Une culture vieille de 60.000 ans régnait sur le continent Australien, cette « Terra Australis Incognita » quand la première flotte anglaise aborda ce continent en 1788. Elle fut alors déclarée « Terra nullius », terre inhabitée. Donc de fait, les indigènes peuplant ce continent resteront pendant deux siècles « juridiquement invisibles », et ce « concept juridique a servi de justification de leur dépossession » et persécution. Les exactions commises sont accompagnées d'un racisme d'une extrême violence. Eliminer, rayer, assimiler ou mieux transformer ces « noirs » en « blancs », tel est le leitmotiv : « les vies des aborigènes ne comptent pas » ils ne sont pas reconnus comme citoyens australiens, ils sont muselés, leurs enfants leur sont arrachés, ils sont emprisonnés, empoisonnés, exécutés…
Rappelons-nous ces dates :
1962 droit à la citoyenneté et droits égaux pour les Aborigènes, ils étaient alors des sujets coloniaux.
1998 le Native Title Act « reconnaît l'existence d'un titre aborigène et offre aux Aborigènes la possibilité de revendiquer un tel titre et des droits spécifiques sur leurs terres ancestrales ».

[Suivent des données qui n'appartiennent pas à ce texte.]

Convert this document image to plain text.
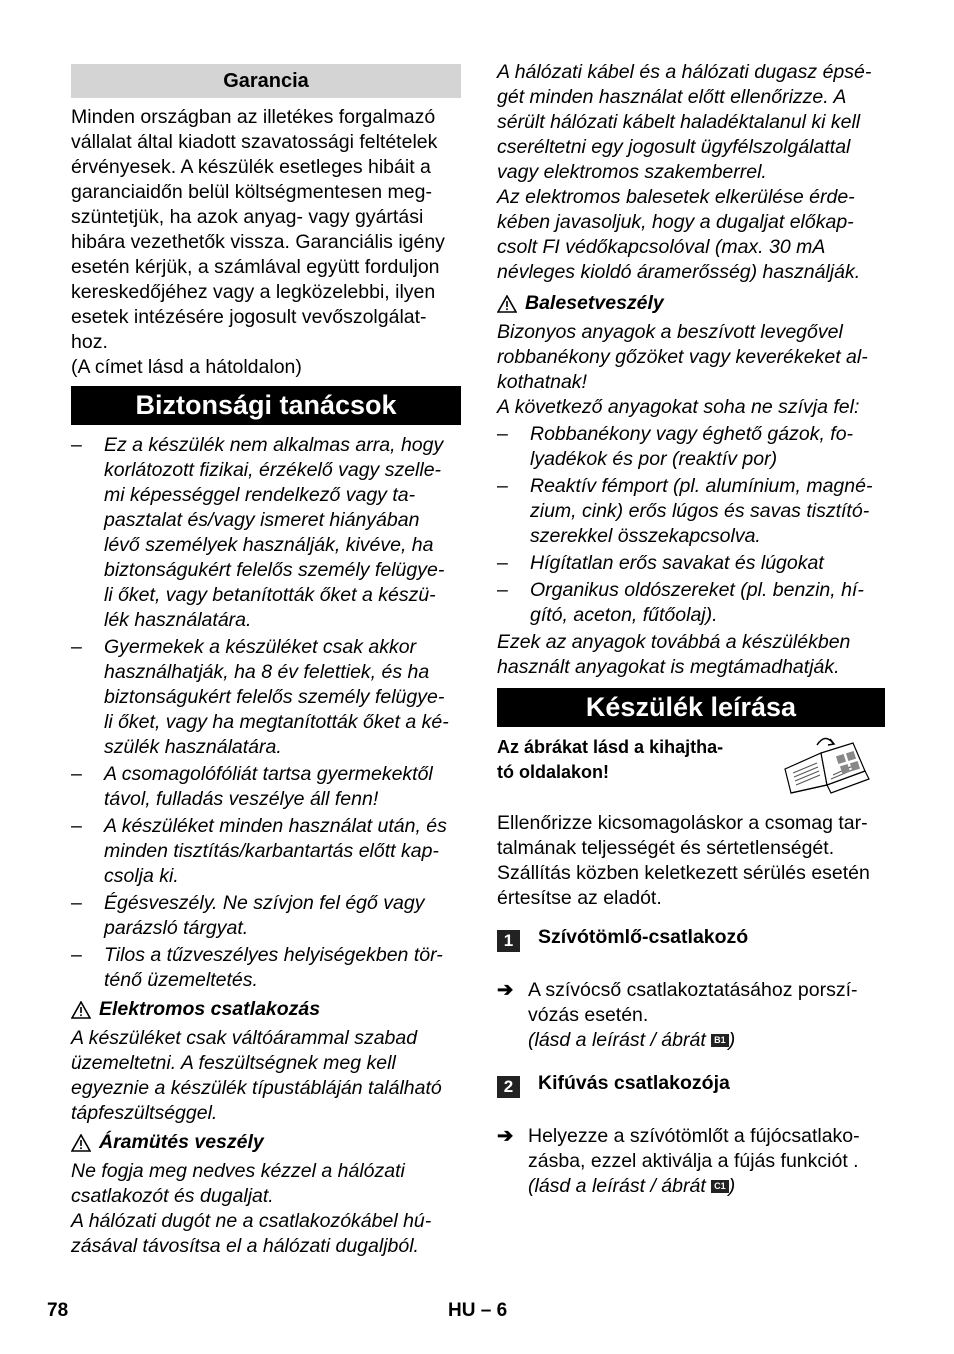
Garancia

Minden országban az illetékes forgalmazó
vállalat által kiadott szavatossági feltételek
érvényesek. A készülék esetleges hibáit a
garanciaidőn belül költségmentesen meg-
szüntetjük, ha azok anyag- vagy gyártási
hibára vezethetők vissza. Garanciális igény
esetén kérjük, a számlával együtt forduljon
kereskedőjéhez vagy a legközelebbi, ilyen
esetek intézésére jogosult vevőszolgálat-
hoz.
(A címet lásd a hátoldalon)

Biztonsági tanácsok
– Ez a készülék nem alkalmas arra, hogy
korlátozott fizikai, érzékelő vagy szelle-
mi képességgel rendelkező vagy ta-
pasztalat és/vagy ismeret hiányában
lévő személyek használják, kivéve, ha
biztonságukért felelős személy felügye-
li őket, vagy betanították őket a készü-
lék használatára.
– Gyermekek a készüléket csak akkor
használhatják, ha 8 év felettiek, és ha
biztonságukért felelős személy felügye-
li őket, vagy ha megtanították őket a ké-
szülék használatára.
– A csomagolófóliát tartsa gyermekektől
távol, fulladás veszélye áll fenn!
– A készüléket minden használat után, és
minden tisztítás/karbantartás előtt kap-
csolja ki.
– Égésveszély. Ne szívjon fel égő vagy
parázsló tárgyat.
– Tilos a tűzveszélyes helyiségekben tör-
ténő üzemeltetés.
Elektromos csatlakozás

A készüléket csak váltóárammal szabad
üzemeltetni. A feszültségnek meg kell
egyeznie a készülék típustábláján található
tápfeszültséggel.

Áramütés veszély

Ne fogja meg nedves kézzel a hálózati
csatlakozót és dugaljat.
A hálózati dugót ne a csatlakozókábel hú-
zásával távosítsa el a hálózati dugaljból.

A hálózati kábel és a hálózati dugasz épsé-
gét minden használat előtt ellenőrizze. A
sérült hálózati kábelt haladéktalanul ki kell
cseréltetni egy jogosult ügyfélszolgálattal
vagy elektromos szakemberrel.
Az elektromos balesetek elkerülése érde-
kében javasoljuk, hogy a dugaljat előkap-
csolt FI védőkapcsolóval (max. 30 mA
névleges kioldó áramerősség) használják.

Balesetveszély

Bizonyos anyagok a beszívott levegővel
robbanékony gőzöket vagy keverékeket al-
kothatnak!
A következő anyagokat soha ne szívja fel:

– Robbanékony vagy éghető gázok, fo-
lyadékok és por (reaktív por)
– Reaktív fémport (pl. alumínium, magné-
zium, cink) erős lúgos és savas tisztító-
szerekkel összekapcsolva.
– Hígítatlan erős savakat és lúgokat
– Organikus oldószereket (pl. benzin, hí-
gító, aceton, fűtőolaj).

Ezek az anyagok továbbá a készülékben
használt anyagokat is megtámadhatják.

Készülék leírása

Az ábrákat lásd a kihajtha-
tó oldalakon!

Ellenőrizze kicsomagoláskor a csomag tar-
talmának teljességét és sértetlenségét.
Szállítás közben keletkezett sérülés esetén
értesítse az eladót.

1	Szívótömlő-csatlakozó
➔ A szívócső csatlakoztatásához porszí-
vózás esetén.
(lásd a leírást / ábrát B1 )
2	Kifúvás csatlakozója
➔ Helyezze a szívótömlőt a fújócsatlako-
zásba, ezzel aktiválja a fújás funkciót .
(lásd a leírást / ábrát C1 )
78	HU – 6
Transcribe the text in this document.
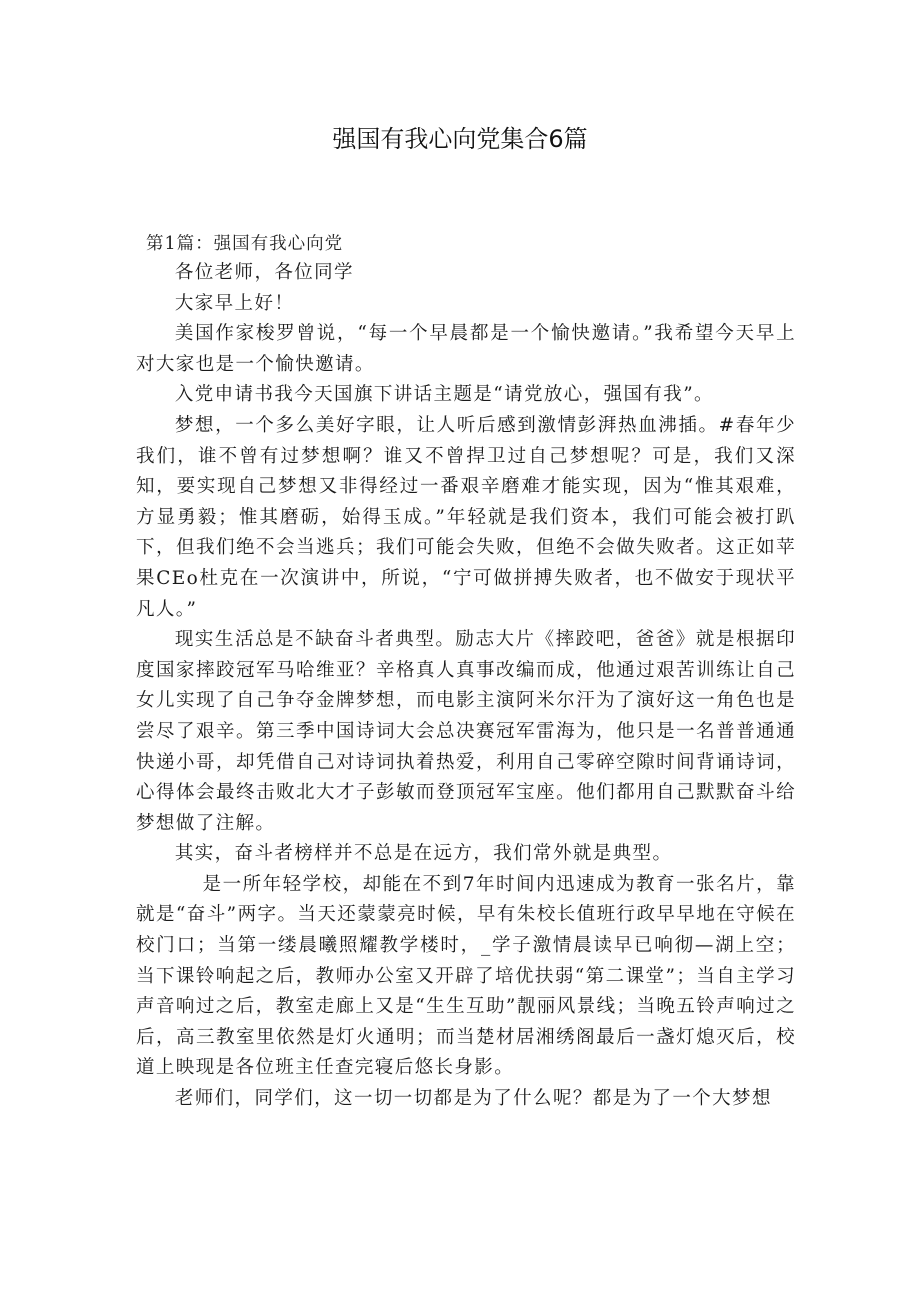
强国有我心向党集合6篇
第1篇：强国有我心向党

各位老师，各位同学

大家早上好！

美国作家梭罗曾说，“每一个早晨都是一个愉快邀请。”我希望今天早上对大家也是一个愉快邀请。

入党申请书我今天国旗下讲话主题是“请党放心，强国有我”。

梦想，一个多么美好字眼，让人听后感到激情彭湃热血沸插。#春年少我们，谁不曾有过梦想啊？谁又不曾捍卫过自己梦想呢？可是，我们又深知，要实现自己梦想又非得经过一番艰辛磨难才能实现，因为“惟其艰难，方显勇毅；惟其磨砺，始得玉成。”年轻就是我们资本，我们可能会被打趴下，但我们绝不会当逃兵；我们可能会失败，但绝不会做失败者。这正如苹果CEo杜克在一次演讲中，所说，“宁可做拼搏失败者，也不做安于现状平凡人。”

现实生活总是不缺奋斗者典型。励志大片《摔跤吧，爸爸》就是根据印度国家摔跤冠军马哈维亚？辛格真人真事改编而成，他通过艰苦训练让自己女儿实现了自己争夺金牌梦想，而电影主演阿米尔汗为了演好这一角色也是尝尽了艰辛。第三季中国诗词大会总决赛冠军雷海为，他只是一名普普通通快递小哥，却凭借自己对诗词执着热爱，利用自己零碎空隙时间背诵诗词，心得体会最终击败北大才子彭敏而登顶冠军宝座。他们都用自己默默奋斗给梦想做了注解。

其实，奋斗者榜样并不总是在远方，我们常外就是典型。

是一所年轻学校，却能在不到7年时间内迅速成为教育一张名片，靠就是“奋斗”两字。当天还蒙蒙亮时候，早有朱校长值班行政早早地在守候在校门口；当第一缕晨曦照耀教学楼时，_学子激情晨读早已响彻—湖上空；当下课铃响起之后，教师办公室又开辟了培优扶弱“第二课堂”；当自主学习声音响过之后，教室走廊上又是“生生互助”靓丽风景线；当晚五铃声响过之后，高三教室里依然是灯火通明；而当楚材居湘绣阁最后一盏灯熄灭后，校道上映现是各位班主任查完寝后悠长身影。

老师们，同学们，这一切一切都是为了什么呢？都是为了一个大梦想
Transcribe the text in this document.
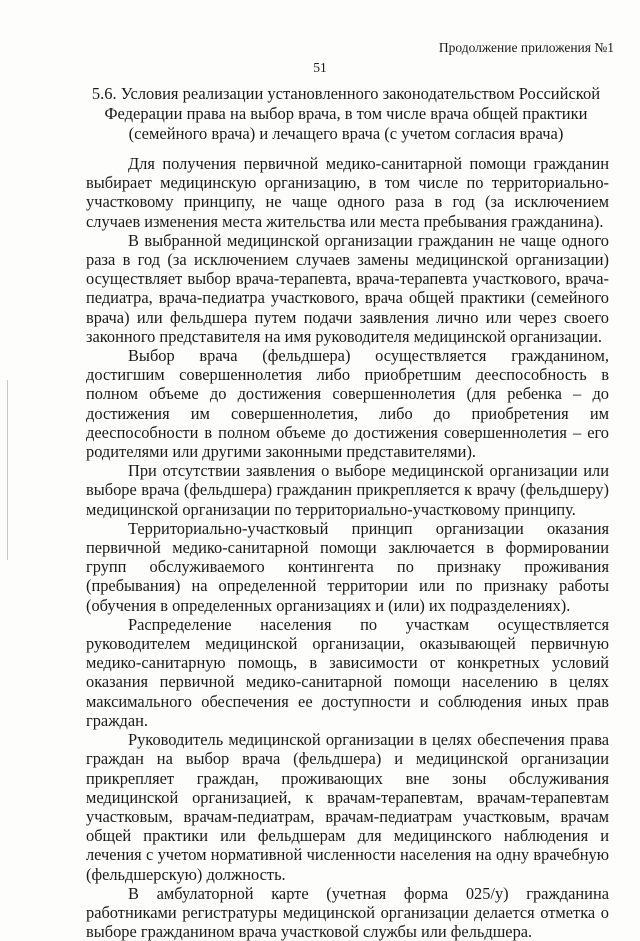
Продолжение приложения №1
51
5.6. Условия реализации установленного законодательством Российской Федерации права на выбор врача, в том числе врача общей практики (семейного врача) и лечащего врача (с учетом согласия врача)

Для получения первичной медико-санитарной помощи гражданин выбирает медицинскую организацию, в том числе по территориально-участковому принципу, не чаще одного раза в год (за исключением случаев изменения места жительства или места пребывания гражданина).

В выбранной медицинской организации гражданин не чаще одного раза в год (за исключением случаев замены медицинской организации) осуществляет выбор врача-терапевта, врача-терапевта участкового, врача-педиатра, врача-педиатра участкового, врача общей практики (семейного врача) или фельдшера путем подачи заявления лично или через своего законного представителя на имя руководителя медицинской организации.

Выбор врача (фельдшера) осуществляется гражданином, достигшим совершеннолетия либо приобретшим дееспособность в полном объеме до достижения совершеннолетия (для ребенка – до достижения им совершеннолетия, либо до приобретения им дееспособности в полном объеме до достижения совершеннолетия – его родителями или другими законными представителями).

При отсутствии заявления о выборе медицинской организации или выборе врача (фельдшера) гражданин прикрепляется к врачу (фельдшеру) медицинской организации по территориально-участковому принципу.

Территориально-участковый принцип организации оказания первичной медико-санитарной помощи заключается в формировании групп обслуживаемого контингента по признаку проживания (пребывания) на определенной территории или по признаку работы (обучения в определенных организациях и (или) их подразделениях).

Распределение населения по участкам осуществляется руководителем медицинской организации, оказывающей первичную медико-санитарную помощь, в зависимости от конкретных условий оказания первичной медико-санитарной помощи населению в целях максимального обеспечения ее доступности и соблюдения иных прав граждан.

Руководитель медицинской организации в целях обеспечения права граждан на выбор врача (фельдшера) и медицинской организации прикрепляет граждан, проживающих вне зоны обслуживания медицинской организацией, к врачам-терапевтам, врачам-терапевтам участковым, врачам-педиатрам, врачам-педиатрам участковым, врачам общей практики или фельдшерам для медицинского наблюдения и лечения с учетом нормативной численности населения на одну врачебную (фельдшерскую) должность.

В амбулаторной карте (учетная форма 025/у) гражданина работниками регистратуры медицинской организации делается отметка о выборе гражданином врача участковой службы или фельдшера.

1998 instauration du « National Sorry Day » ou journée nationale du pardon, pour faire connaître le tort causé aux aborigènes et leur demander pardon. le gouvernement en la personne de Kevin Rudd présente ses excuses en 2008 !
Mais le problème n'est pas réglé pour autant le processus est très lent.
Stan Grant est un Aborigène wiradjuri dont l'ancêtre John Grant, irlandais, fut déporté en Australie, en Nouvelle- Galles du Sud, au XIX siècle ; dans ses « veines coulent le sang de Moyne et celui des rives de la Belubula ; le blanc et le noir : deux mondes qui, même à l'intérieur de moi, se penchent l'un vers l'autre mais ne touche pas tout à fait. »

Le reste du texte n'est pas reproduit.